CLEESE: Well, I suspect my view on this is rather different from the others’, because I thought John Howard Davies was very good. But he wasn’t as skilful with his cameras as Ian was; Ian was a very visual director. John was a very, very good judge of comedy. He wasn’t a tremendously verbal person, but his instincts were extraordinarily good, and he was very good at casting. So I had a lot of respect for him to do comedy, but I know that the more visually oriented people felt that the show took a big step forward (from the point of view of form as opposed to content) when Ian took over. And I thought Ian was pretty good, but I never thought he was particularly expert in the direction of comedy. He was always more bothered by how he was going to shoot it than he was about whether the sketch was really working or not, whereas John Howard Davies’ focus on just those first four shows he directed was more towards the content, even if he didn’t actually shoot it so well.
GILLIAM: Ian had worked with Spike Milligan, that’s why we liked the idea of Ian coming in. He wasn’t forced upon us; we lucked out. Ian worked, because he put up with things. Everybody pushed him around. I like Ian a lot, I mean just his personality.
Ian held it together, but we would be constantly going, ‘Shit, why is the camera on that?’ But I think anybody would have been beaten up by us in the same way. He trotted on, he did it. If it had been left up to us, we couldn’t have done it, there’s just no way. We thought we could, but I’m sure we couldn’t have!
Ian MacNaughton directing Palin in ‘The Cycling Tour’.
LET’S GET THE BACON DELIVERED
As the group prepared for the first series of Monty Python’s Flying Circus (which began recording in August 1969), the notion of applying a stream-of-consciousness style to the show’s content and execution was accepted.
PALIN: Certainly Terry Gilliam provided an example of how you could do stream-of-consciousness comedy in his animations, which he’d done on Do Not Adjust Your Set. We thought those were remarkable and a real breakthrough; there was nothing like that being done on British television. We loved the way the ideas flowed one into another.
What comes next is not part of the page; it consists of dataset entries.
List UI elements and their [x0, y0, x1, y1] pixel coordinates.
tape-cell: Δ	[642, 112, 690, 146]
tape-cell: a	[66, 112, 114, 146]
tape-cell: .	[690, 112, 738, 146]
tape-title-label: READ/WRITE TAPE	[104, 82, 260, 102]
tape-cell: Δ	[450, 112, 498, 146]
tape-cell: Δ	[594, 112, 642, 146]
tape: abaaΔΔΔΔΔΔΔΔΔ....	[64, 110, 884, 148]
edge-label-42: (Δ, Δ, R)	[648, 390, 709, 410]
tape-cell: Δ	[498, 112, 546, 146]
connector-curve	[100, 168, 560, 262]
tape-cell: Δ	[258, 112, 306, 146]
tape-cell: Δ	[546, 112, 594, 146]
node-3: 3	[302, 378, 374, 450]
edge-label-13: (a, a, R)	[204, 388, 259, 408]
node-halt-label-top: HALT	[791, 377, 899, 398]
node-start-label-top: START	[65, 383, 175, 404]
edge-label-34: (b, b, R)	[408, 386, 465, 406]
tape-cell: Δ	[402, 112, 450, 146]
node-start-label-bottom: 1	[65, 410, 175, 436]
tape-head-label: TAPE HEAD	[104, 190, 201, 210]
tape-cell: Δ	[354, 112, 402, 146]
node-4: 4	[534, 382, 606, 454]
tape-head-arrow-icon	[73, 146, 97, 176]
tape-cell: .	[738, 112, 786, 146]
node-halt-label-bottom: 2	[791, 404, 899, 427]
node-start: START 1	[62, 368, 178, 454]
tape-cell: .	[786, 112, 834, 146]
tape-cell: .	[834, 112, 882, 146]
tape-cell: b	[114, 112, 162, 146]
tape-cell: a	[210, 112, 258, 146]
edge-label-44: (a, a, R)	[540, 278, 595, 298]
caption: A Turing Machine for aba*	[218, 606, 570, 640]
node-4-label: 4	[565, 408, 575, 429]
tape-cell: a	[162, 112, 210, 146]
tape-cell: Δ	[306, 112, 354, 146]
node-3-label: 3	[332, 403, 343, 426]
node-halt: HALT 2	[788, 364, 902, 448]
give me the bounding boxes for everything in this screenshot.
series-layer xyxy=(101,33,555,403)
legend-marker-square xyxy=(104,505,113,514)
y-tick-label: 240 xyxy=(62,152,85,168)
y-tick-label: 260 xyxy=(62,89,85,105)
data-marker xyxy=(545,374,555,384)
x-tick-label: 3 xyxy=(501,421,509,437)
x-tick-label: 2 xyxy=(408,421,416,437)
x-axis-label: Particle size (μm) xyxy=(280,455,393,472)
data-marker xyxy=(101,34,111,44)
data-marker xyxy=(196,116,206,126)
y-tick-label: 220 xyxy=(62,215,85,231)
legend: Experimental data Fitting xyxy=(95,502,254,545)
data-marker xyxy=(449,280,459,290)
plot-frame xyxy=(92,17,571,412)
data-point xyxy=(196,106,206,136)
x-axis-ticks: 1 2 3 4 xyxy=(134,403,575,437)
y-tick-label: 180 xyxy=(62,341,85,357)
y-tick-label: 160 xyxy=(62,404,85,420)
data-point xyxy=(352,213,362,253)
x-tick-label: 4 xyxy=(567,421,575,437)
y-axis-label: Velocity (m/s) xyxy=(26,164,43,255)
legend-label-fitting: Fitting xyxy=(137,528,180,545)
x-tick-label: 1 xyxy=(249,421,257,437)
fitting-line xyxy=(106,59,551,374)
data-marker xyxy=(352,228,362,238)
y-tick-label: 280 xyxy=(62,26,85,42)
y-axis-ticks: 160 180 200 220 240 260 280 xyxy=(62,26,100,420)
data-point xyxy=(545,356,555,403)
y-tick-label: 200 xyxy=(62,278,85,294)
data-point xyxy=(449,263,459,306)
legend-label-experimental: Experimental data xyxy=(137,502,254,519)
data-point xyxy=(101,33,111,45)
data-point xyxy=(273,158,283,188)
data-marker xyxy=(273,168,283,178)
Terry Jones was very interested in the form of the show, wanting it to be different from any other – not only should we write better material than anybody else, but we should write in a different shape from any other comedy show. And probably Terry Jones and myself saw (or were easily persuaded) that Gilliam’s way of doing animation maybe held a clue to how we could do it. It didn’t matter if sketches didn’t have a beginning or end, we could just have some bits here or there, we could do it more like a sort of collage effect. I remember that everyone was quite enthusiastic about this, but it would have almost certainly come from Terry Gilliam, Terry Jones, and myself.
GILLIAM: I think it was more like saying ‘no’ to certain things, and the first thing was ‘no’ to punchlines, which is a really critical thing. We’d seen Peter Cook and Dudley Moore doing so many really great sketches where they traditionally had to end with a zinger, and the zinger was never as good as the sketch. The sketch was about two characters, so in a sense it was more character-driven than plot-driven, [but] time and time again you’d see these really great sketches that would die at the end – they wouldn’t die, but they just wouldn’t end better [than] or as well as the middle bits. So very early on we made a decision to get rid of punchlines. And then Terry Jones was besotted with this cartoon I had done, ‘Beware of Elephants’, [in which] things flowed in a much more stream-of-consciousness way. Terry thought that was the shape that we should be playing with.